- 5th Global Botanic Gardens Congress coming up in Dunedin, New Zealand. Isn’t that somewhere near the Shire? And one garden’s engagement with agricultural biodiversity.
- “It’s 2050, and Australia’s bounteous wheat harvest has been saved.” You see, as a total amateur at this lark, I’d have started with that.
- Loren Rieseberg, interviewed.
- HarvestChoice using fancy remote sensing imagery to improve crop calendars, give themselves excuse to quote Byrds classic.
- European rye collection a little closer to reality.
- WorldVeg turns 40.
- Bellon and Ntandou-Bouzitou explore the tail. Talk about local innovation…
- Old friends talk about crop wild relatives.
Nibbles: Hunger, Food surplus, Bananas not killing crocs, Overpopulation matters, NUS 2013, Berry go Round, Call for articles, Wild cabbage
- How to solve world hunger, eat a new report.
- Or send them the UK’s surplus oats and wheat.
- Our friend Anne Vezina lets the reptiles of the press have it right between the eyes: Crocs and banana plantations: What the media missed.
- And Erik Hammar is peeved about a New York Times op-ed pooh poohing the problem of overpopulation.
- Glad we’re not too late to point you to the write-up of the 1st day of the NUS 2013 conference. More to come?
- There’s a new Berry go Round botany blog carnival up, with nothing of agricultural interest. I guess we missed the call for content. Again.
- Farming Matters wants your articles on agricultural biodiversity.
- In a cabbage taste test, wild is best.
Nibbles: Weeds, Poverty, Mycorrhizae, Gluten-free wheat, Vanilla, Different apples, Pashmina wool
- Oh dear, someone else has fallen for the “weeds are better for you” line, cautious question-mark notwithstanding.
- And guess what? The poor don’t buy nutritious foods. How silly of them.
- Great post explaining the great unseen: mycorrhizal fungi as drivers of plant diversity.
- Gluten-free wheat? Really (even if the links still don’t work).
- What would you video on honeymoon in Mexico? A visit to a vanilla plantation. What else?
- Conserving apples and earth apples at opposite ends of the world.

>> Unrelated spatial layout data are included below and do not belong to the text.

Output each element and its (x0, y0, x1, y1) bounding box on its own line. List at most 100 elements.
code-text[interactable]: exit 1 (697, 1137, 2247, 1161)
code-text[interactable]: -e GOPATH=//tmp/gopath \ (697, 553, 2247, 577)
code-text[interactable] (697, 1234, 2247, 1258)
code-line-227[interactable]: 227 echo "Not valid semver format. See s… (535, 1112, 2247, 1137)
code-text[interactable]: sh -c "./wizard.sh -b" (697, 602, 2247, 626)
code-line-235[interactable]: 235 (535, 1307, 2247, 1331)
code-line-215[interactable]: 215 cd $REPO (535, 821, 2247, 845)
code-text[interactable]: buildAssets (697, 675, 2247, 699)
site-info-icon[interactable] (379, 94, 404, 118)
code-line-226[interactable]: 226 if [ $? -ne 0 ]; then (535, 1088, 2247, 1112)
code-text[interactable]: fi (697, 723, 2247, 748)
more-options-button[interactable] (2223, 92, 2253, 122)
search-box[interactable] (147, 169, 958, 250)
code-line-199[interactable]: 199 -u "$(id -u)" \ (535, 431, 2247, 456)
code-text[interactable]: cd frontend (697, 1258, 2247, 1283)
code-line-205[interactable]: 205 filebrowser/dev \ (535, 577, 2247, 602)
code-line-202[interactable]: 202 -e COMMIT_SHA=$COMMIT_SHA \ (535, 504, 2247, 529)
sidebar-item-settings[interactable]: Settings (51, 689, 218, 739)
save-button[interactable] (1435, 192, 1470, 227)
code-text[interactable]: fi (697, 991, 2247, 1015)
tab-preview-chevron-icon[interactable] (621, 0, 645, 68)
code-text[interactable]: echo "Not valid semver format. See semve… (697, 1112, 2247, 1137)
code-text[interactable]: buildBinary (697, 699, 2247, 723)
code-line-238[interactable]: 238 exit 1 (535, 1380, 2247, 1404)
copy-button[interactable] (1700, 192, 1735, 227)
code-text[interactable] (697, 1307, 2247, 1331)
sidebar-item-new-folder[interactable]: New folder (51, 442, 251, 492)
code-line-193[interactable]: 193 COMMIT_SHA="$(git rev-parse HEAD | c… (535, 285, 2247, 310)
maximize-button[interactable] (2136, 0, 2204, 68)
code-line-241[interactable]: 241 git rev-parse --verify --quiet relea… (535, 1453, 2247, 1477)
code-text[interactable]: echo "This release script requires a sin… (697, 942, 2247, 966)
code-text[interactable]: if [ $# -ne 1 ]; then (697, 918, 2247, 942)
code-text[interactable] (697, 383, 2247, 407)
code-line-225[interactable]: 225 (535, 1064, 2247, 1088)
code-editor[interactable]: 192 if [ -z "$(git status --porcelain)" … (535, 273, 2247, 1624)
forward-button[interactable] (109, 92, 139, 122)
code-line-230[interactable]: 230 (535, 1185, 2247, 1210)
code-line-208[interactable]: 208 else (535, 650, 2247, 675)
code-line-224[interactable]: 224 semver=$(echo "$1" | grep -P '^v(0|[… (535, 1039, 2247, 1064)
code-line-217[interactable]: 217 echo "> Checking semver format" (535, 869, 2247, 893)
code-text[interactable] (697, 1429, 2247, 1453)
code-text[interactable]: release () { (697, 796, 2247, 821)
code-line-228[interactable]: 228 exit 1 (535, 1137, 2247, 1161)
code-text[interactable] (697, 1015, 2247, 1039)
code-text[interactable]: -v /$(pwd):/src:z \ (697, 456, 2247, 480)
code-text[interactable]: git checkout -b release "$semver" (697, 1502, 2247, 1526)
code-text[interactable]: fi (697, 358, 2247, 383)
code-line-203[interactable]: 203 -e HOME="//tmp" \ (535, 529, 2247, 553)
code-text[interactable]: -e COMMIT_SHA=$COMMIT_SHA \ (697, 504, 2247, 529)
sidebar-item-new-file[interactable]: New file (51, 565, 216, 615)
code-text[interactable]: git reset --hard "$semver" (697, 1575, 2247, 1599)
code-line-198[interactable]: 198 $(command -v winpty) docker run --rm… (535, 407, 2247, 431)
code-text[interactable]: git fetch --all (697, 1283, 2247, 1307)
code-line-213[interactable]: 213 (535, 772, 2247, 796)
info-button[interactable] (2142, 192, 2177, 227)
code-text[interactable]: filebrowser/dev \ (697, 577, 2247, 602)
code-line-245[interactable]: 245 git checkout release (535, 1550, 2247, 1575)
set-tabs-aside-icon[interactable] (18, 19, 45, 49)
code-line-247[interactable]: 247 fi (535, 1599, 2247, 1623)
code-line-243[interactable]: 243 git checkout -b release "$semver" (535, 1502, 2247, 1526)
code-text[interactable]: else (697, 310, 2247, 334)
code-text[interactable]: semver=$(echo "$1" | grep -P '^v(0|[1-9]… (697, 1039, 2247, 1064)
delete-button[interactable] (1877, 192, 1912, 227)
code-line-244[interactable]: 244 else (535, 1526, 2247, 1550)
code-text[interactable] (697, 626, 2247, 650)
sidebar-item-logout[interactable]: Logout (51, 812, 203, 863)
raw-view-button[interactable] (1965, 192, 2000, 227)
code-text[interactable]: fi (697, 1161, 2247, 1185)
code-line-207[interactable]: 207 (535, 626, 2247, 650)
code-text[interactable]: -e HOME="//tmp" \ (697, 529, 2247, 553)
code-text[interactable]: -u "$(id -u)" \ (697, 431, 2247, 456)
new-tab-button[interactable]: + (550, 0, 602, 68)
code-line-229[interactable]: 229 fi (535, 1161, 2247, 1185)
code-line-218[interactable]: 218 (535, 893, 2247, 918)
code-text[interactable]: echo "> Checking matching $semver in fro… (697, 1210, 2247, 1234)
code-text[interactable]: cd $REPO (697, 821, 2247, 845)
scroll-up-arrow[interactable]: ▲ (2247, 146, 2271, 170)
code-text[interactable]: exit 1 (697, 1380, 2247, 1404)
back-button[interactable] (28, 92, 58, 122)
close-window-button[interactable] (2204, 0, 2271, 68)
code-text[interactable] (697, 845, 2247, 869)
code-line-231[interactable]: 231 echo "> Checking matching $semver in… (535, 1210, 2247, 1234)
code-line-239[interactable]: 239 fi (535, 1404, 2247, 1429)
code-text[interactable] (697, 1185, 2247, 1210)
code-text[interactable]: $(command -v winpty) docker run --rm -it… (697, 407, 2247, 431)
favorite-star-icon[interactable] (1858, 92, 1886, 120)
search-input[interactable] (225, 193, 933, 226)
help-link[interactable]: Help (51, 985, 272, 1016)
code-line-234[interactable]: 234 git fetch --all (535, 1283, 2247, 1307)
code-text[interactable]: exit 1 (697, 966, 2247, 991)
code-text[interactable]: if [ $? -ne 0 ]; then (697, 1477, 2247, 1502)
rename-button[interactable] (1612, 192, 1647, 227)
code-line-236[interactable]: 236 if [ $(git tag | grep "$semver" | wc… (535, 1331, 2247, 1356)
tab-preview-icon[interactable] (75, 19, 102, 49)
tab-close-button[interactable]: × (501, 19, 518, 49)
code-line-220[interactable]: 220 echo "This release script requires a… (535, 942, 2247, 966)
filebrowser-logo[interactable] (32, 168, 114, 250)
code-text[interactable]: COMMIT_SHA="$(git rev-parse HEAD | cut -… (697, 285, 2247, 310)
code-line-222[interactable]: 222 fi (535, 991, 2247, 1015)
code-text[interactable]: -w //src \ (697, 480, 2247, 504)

- Oh, no, pashmina’s in trouble!
Brainfood: Pests & CC, Germplasm pix, Latvian legume rescue, Estonian potatoes, NZ genebanks, Yam polyploids, Tree evaluation, Ethiopian veggie, European seed law, Zulu sheep, Celosia management
- Crop pests and pathogens move polewards in a warming world. At 3 km/year.
- Systems for making NIAS Core Collections, single-seed-derived germplasm, and plant photo images available to the research community. The next level in genetic resources documentation?
- Recovering Genetic Resources of Some Legume Species of Latvian Origin by Plant Tissue Culture. You have to work at it.
- Overview of in vitro Preservation of Potato and Use of the Gene Bank Material in Estonia. They like coloured potatoes in Estonia.
- The key roles of seed banks in plant biodiversity management in New Zealand. Are many and varied.
- Microsatellite and flow cytometry analysis to help understand the origin of Dioscorea alata polyploids. Unreduced gametes did it.
- Genetic variation in progenies of Jacaranda cuspidifolia Mart using the fan systematic design. Yon can measure genetic variation and evaluate performance under different spacings at the same time, which is important in a tree.
- Diversity analysis in Plectranthus edulis (Vatke) Agnew collection in Ethiopia. As ever, a considerable amount of variability was found. Oh hum.
- The European seed legislation on conservation varieties: focus, implementation, present and future impact on landrace on farm conservation. There should be more landraces in the Common Catalogue.
- Characterization of Zulu sheep production system: Implications for conservation and improvement. If they’re so drought tolerant, why is drought threatening them? Well, there’s drought, and then there’s drought.
- Effects of paraquat on genetic diversity and protein profiles of six varieties of Celosia in South-Western Nigeria. That would be a tasty and diverse local leafy green. Well, before the paraquat anyway.
Nibbles: Sustainability, Decaffeinated coffee, Salep orchids, Conference, Negroamaro
- The Sustainable Development Solutions Initiative wants your comments on its report Solutions for Sustainable Agriculture and Food Systems. You have till 15 August. h/t ILRI.
- We can do you natural decaf, if you’re willing to risk losing the entire coffee crop to drought or insects.
- Likewise, we can do you Turkish ice-cream, but you may have to do without some orchids in future.
- I don’t suppose the January 2014 meeting on “Genetic Resources for Food and Agriculture in a Changing Climate” being organised by NordGen will be able to help, but it might.
- I confess, I have found myself sipping a Negroamaro and wondering how it got that name.